Stanley Kubrick sur le plateau à côté de Malcolm McDowell parlant à la troisième personne (1971)

La science-fiction est un genre qui retient rarement l'attention des Oscars. Ce n'est qu'en 1971, avec « A Clockwork Orange », qu'un film de science-fiction a reçu une nomination pour le meilleur film. Bien qu'il ait finalement perdu contre « The French Connection », il s'agit néanmoins d'un long métrage capital d'une décennie remplie de films exceptionnels. Basé sur le roman d'Anthony Burgess de 1962, « Clockwork » est l'œuvre la plus controversée et peut-être incomprise du réalisateur Stanley Kubrick.

Il est surprenant qu'il ait même été nominé non pas pour un, mais pour quatre Oscars, les trois autres étant ceux du meilleur réalisateur, du meilleur scénario et du meilleur montage. En le regardant plus de 50 ans plus tard, vous auriez du mal à l'intégrer au genre de la science-fiction. Pourtant, le film se déroule à une époque future indéterminée, prenant en compte les problèmes sociopolitiques alors contemporains et imaginant comment ils pourraient se dérouler dans un avenir proche en Grande-Bretagne. C’est en partie la raison pour laquelle il existe des indices culturels et un langage de l’Union soviétique en Grande-Bretagne.
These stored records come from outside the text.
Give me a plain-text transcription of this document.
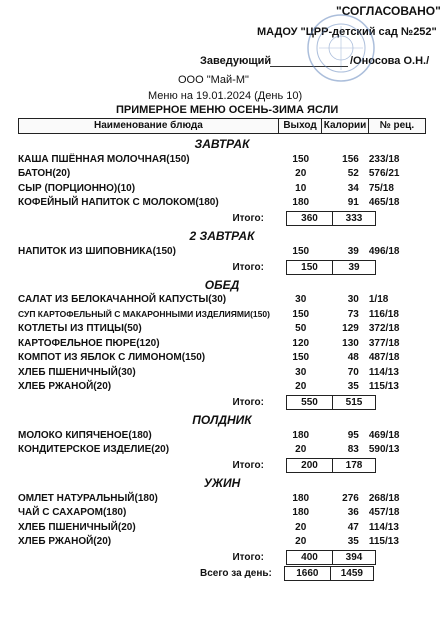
"СОГЛАСОВАНО"
МАДОУ "ЦРР-детский сад №252"
Заведующий	/Оносова О.Н./
ООО "Май-М"
Меню на 19.01.2024 (День 10)
ПРИМЕРНОЕ МЕНЮ ОСЕНЬ-ЗИМА ЯСЛИ
Наименование блюда	Выход Калории	№ рец.
ЗАВТРАК
КАША ПШЁННАЯ МОЛОЧНАЯ(150)	150	156	233/18
БАТОН(20)	20	52	576/21
СЫР (ПОРЦИОННО)(10)	10	34	75/18
КОФЕЙНЫЙ НАПИТОК С МОЛОКОМ(180)	180	91	465/18
Итого:	360	333
2 ЗАВТРАК
НАПИТОК ИЗ ШИПОВНИКА(150)	150	39	496/18
Итого:	150	39
ОБЕД
САЛАТ ИЗ БЕЛОКАЧАННОЙ КАПУСТЫ(30)	30	30	1/18
СУП КАРТОФЕЛЬНЫЙ С МАКАРОННЫМИ ИЗДЕЛИЯМИ(150)	150	73	116/18
КОТЛЕТЫ ИЗ ПТИЦЫ(50)	50	129	372/18
КАРТОФЕЛЬНОЕ ПЮРЕ(120)	120	130	377/18
КОМПОТ ИЗ ЯБЛОК С ЛИМОНОМ(150)	150	48	487/18
ХЛЕБ ПШЕНИЧНЫЙ(30)	30	70	114/13
ХЛЕБ РЖАНОЙ(20)	20	35	115/13
Итого:	550	515
ПОЛДНИК
МОЛОКО КИПЯЧЕНОЕ(180)	180	95	469/18
КОНДИТЕРСКОЕ ИЗДЕЛИЕ(20)	20	83	590/13
Итого:	200	178
УЖИН
ОМЛЕТ НАТУРАЛЬНЫЙ(180)	180	276	268/18
ЧАЙ С САХАРОМ(180)	180	36	457/18
ХЛЕБ ПШЕНИЧНЫЙ(20)	20	47	114/13
ХЛЕБ РЖАНОЙ(20)	20	35	115/13
Итого:	400	394
Всего за день:	1660	1459
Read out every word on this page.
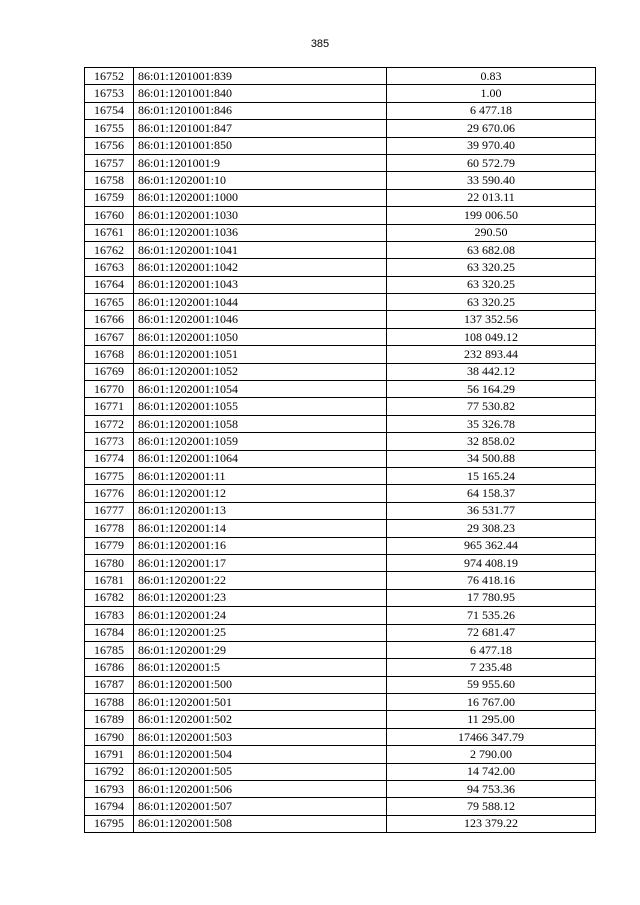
385
16752	86:01:1201001:839	0.83
16753	86:01:1201001:840	1.00
16754	86:01:1201001:846	6 477.18
16755	86:01:1201001:847	29 670.06
16756	86:01:1201001:850	39 970.40
16757	86:01:1201001:9	60 572.79
16758	86:01:1202001:10	33 590.40
16759	86:01:1202001:1000	22 013.11
16760	86:01:1202001:1030	199 006.50
16761	86:01:1202001:1036	290.50
16762	86:01:1202001:1041	63 682.08
16763	86:01:1202001:1042	63 320.25
16764	86:01:1202001:1043	63 320.25
16765	86:01:1202001:1044	63 320.25
16766	86:01:1202001:1046	137 352.56
16767	86:01:1202001:1050	108 049.12
16768	86:01:1202001:1051	232 893.44
16769	86:01:1202001:1052	38 442.12
16770	86:01:1202001:1054	56 164.29
16771	86:01:1202001:1055	77 530.82
16772	86:01:1202001:1058	35 326.78
16773	86:01:1202001:1059	32 858.02
16774	86:01:1202001:1064	34 500.88
16775	86:01:1202001:11	15 165.24
16776	86:01:1202001:12	64 158.37
16777	86:01:1202001:13	36 531.77
16778	86:01:1202001:14	29 308.23
16779	86:01:1202001:16	965 362.44
16780	86:01:1202001:17	974 408.19
16781	86:01:1202001:22	76 418.16
16782	86:01:1202001:23	17 780.95
16783	86:01:1202001:24	71 535.26
16784	86:01:1202001:25	72 681.47
16785	86:01:1202001:29	6 477.18
16786	86:01:1202001:5	7 235.48
16787	86:01:1202001:500	59 955.60
16788	86:01:1202001:501	16 767.00
16789	86:01:1202001:502	11 295.00
16790	86:01:1202001:503	17466 347.79
16791	86:01:1202001:504	2 790.00
16792	86:01:1202001:505	14 742.00
16793	86:01:1202001:506	94 753.36
16794	86:01:1202001:507	79 588.12
16795	86:01:1202001:508	123 379.22
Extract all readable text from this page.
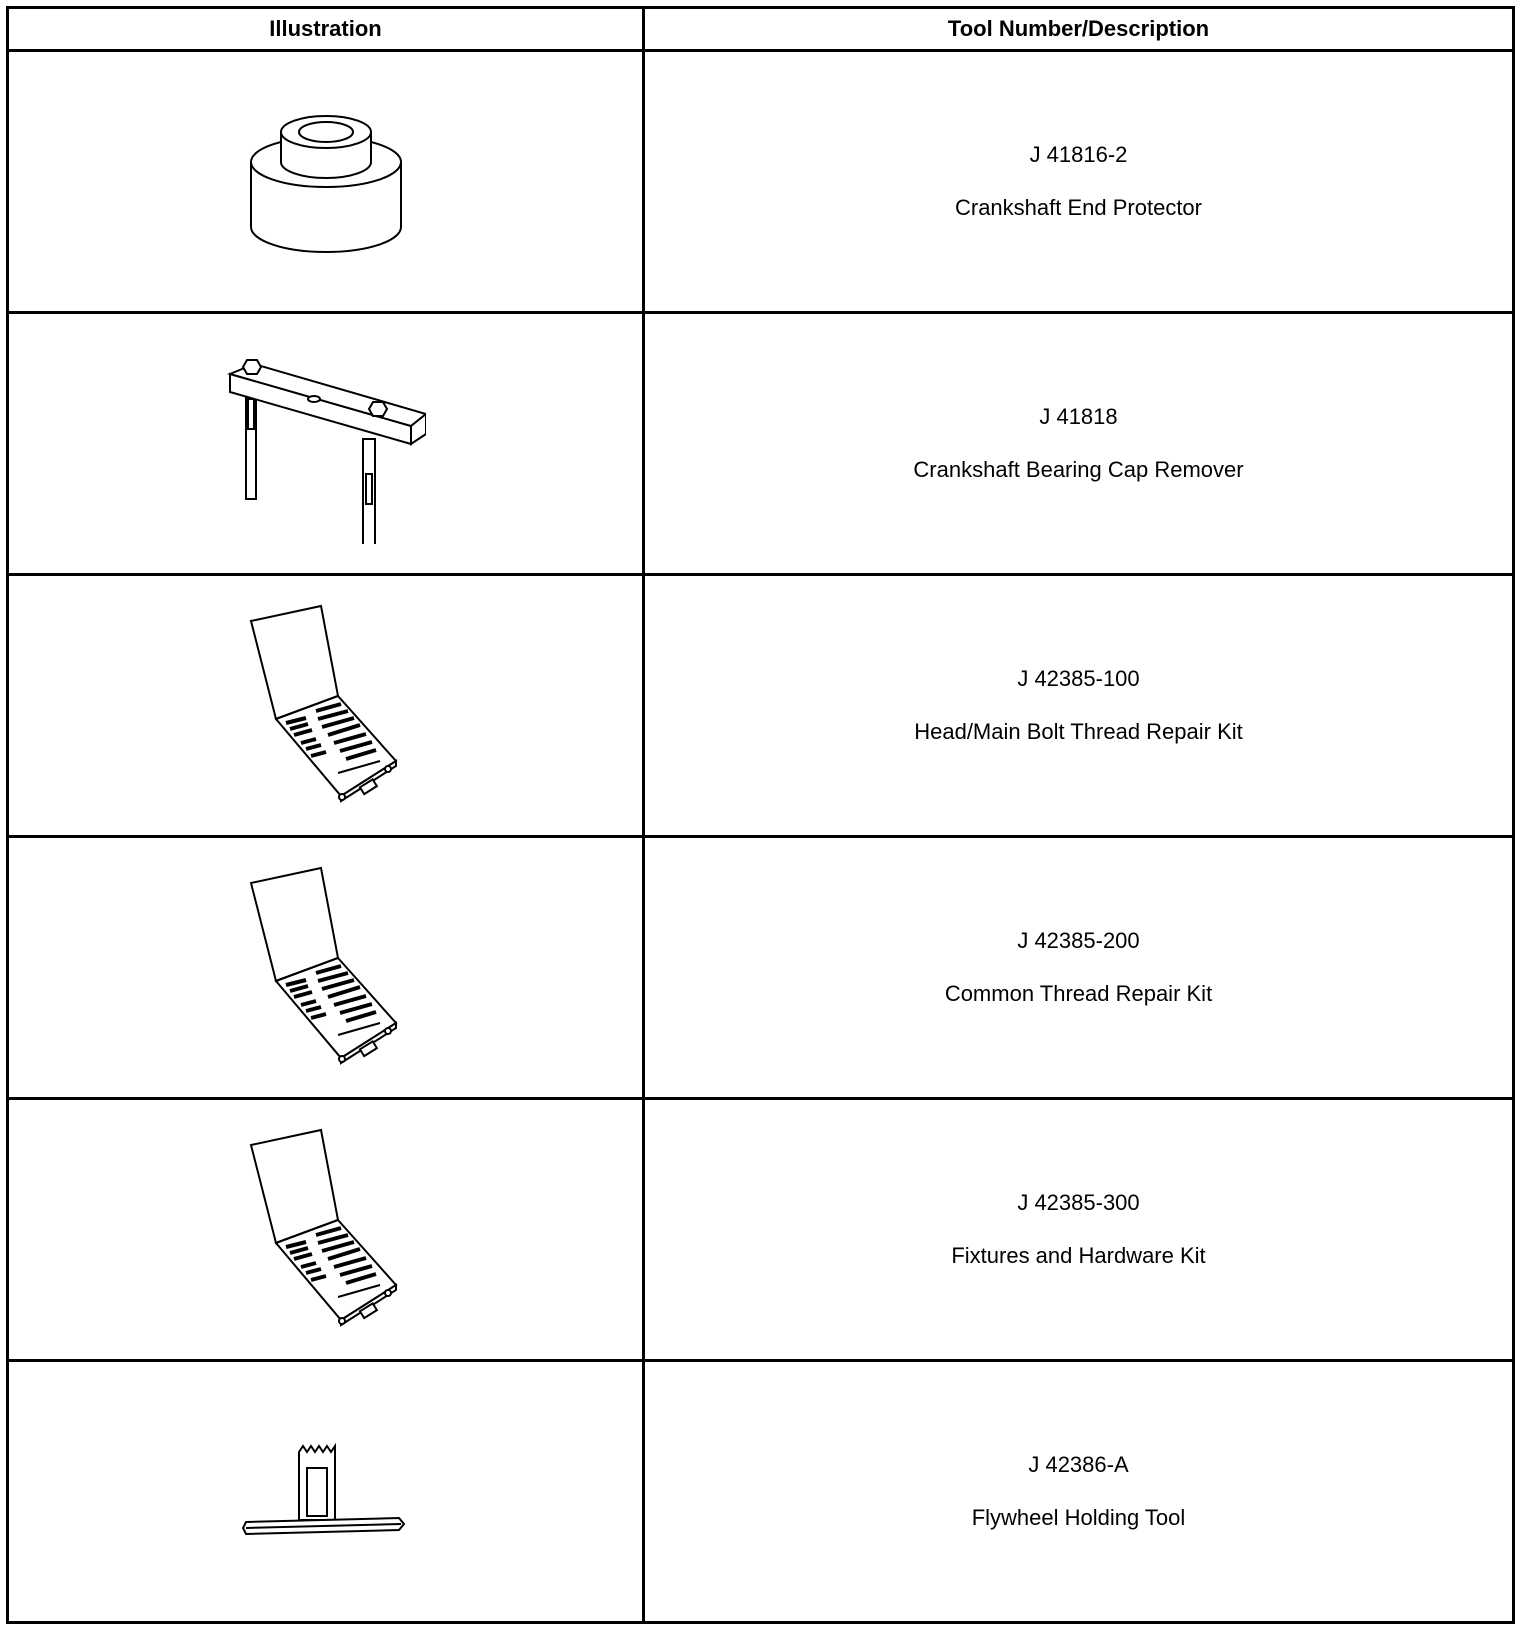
Illustration	Tool Number/Description

J 41816-2
Crankshaft End Protector

J 41818
Crankshaft Bearing Cap Remover

J 42385-100
Head/Main Bolt Thread Repair Kit

J 42385-200
Common Thread Repair Kit

J 42385-300
Fixtures and Hardware Kit

J 42386-A
Flywheel Holding Tool
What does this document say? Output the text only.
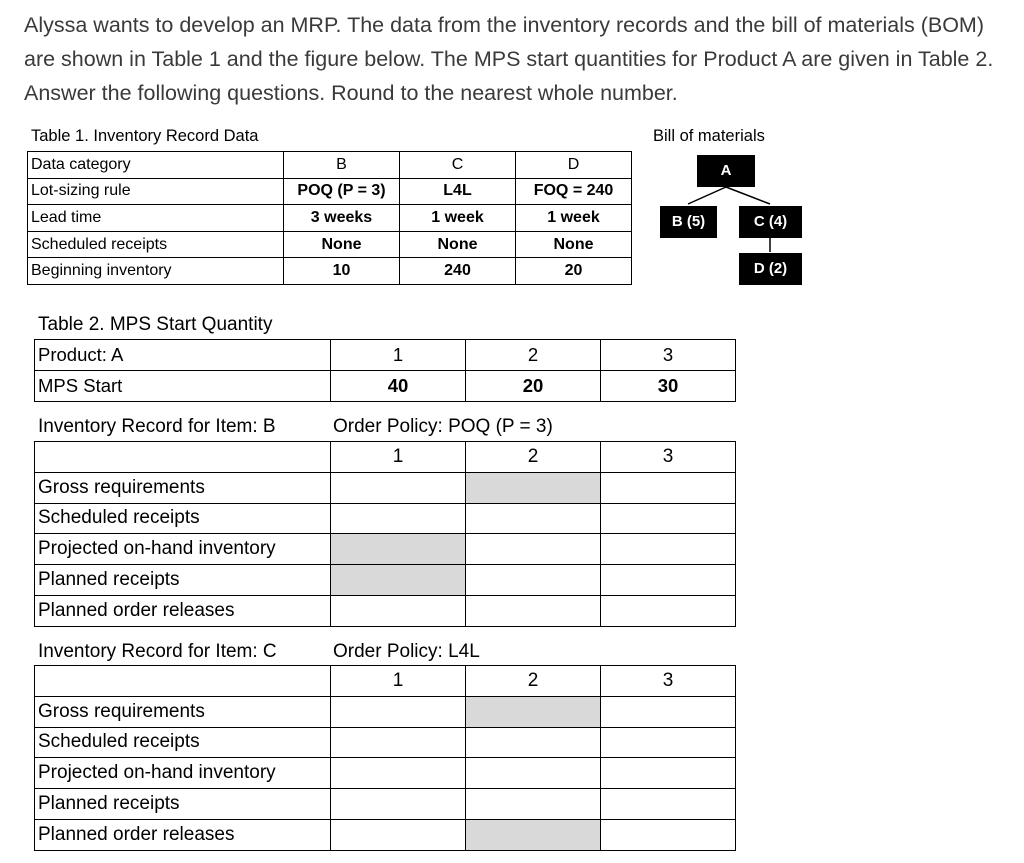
Alyssa wants to develop an MRP. The data from the inventory records and the bill of materials (BOM) are shown in Table 1 and the figure below. The MPS start quantities for Product A are given in Table 2. Answer the following questions. Round to the nearest whole number.

Table 1. Inventory Record Data
Data category	B	C	D
Lot-sizing rule	POQ (P = 3)	L4L	FOQ = 240
Lead time	3 weeks	1 week	1 week
Scheduled receipts	None	None	None
Beginning inventory	10	240	20
Bill of materials
A
B (5)	C (4)
D (2)
Table 2. MPS Start Quantity
Product: A	1	2	3
MPS Start	40	20	30
Inventory Record for Item: B	Order Policy: POQ (P = 3)
	1	2	3
Gross requirements			
Scheduled receipts			
Projected on-hand inventory			
Planned receipts			
Planned order releases			
Inventory Record for Item: C	Order Policy: L4L
	1	2	3
Gross requirements			
Scheduled receipts			
Projected on-hand inventory			
Planned receipts			
Planned order releases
Malgré l'âge du film, plusieurs acteurs de « A Clockwork Orange » sont toujours en vie et certains restent actifs dans l'industrie du divertissement. Le film a développé un véritable culte et, malgré ses nombreuses scènes offensantes, il reste l’un des plus significatifs culturellement des années 1970. Il se classe souvent parmi les plus grands films jamais réalisés, reconnu pour son ton provocateur et sa manière avant-gardiste de montrer le point de vue tordu de son protagoniste.

Orange mécanique est le film le plus controversé de Stanley Kubrick

Ce qui fait finalement de « A Clockwork Orange » une montre si fascinante, c’est son personnage principal. On pourrait qualifier Alex (Malcolm McDowell) de protagoniste, mais le public a du mal à l'encourager. Il est le chef d'un petit gang qui se délecte de « l'ultra-violence », qui inflige de cruels actes de torture physique et sexuelle à des victimes aléatoires. Il ne vient voir ce qu'il a fait qu'après avoir subi une thérapie brutale en prison, dans une scène qui a connu des mésaventures douloureuses pour l'acteur Malcolm McDowell.

Stanley Kubrick est sans conteste l’un des cinéastes les plus influents de tous les temps, et « Orange mécanique » est l’une de ses œuvres les plus importantes. Pourtant, on ne peut nier que c'est son plus controversé, car le soi-disant héros de l'histoire attaque sans raison les femmes, bat ses amis et fait tout cela en étant amoureux de la musique de Ludwig van Beethoven.

Le film se déroule dans des dualités conflictuelles et compromettantes alors qu'une belle musique accompagne d'horribles actes de violence, sans parler de toutes les horreurs qu'Alex déchaîne sur l'air de « Singin' in the Rain ». Indépendamment de ces préoccupations, elles sont faciles à ignorer, ce qui prouve le génie du réalisateur du film. Personne d'autre que Kubrick ne pouvait emmener le public dans un voyage de dépravation morale tout en lui offrant une sérénade avec une belle musique – et ensuite recevoir une nomination pour le meilleur film pour ce faire.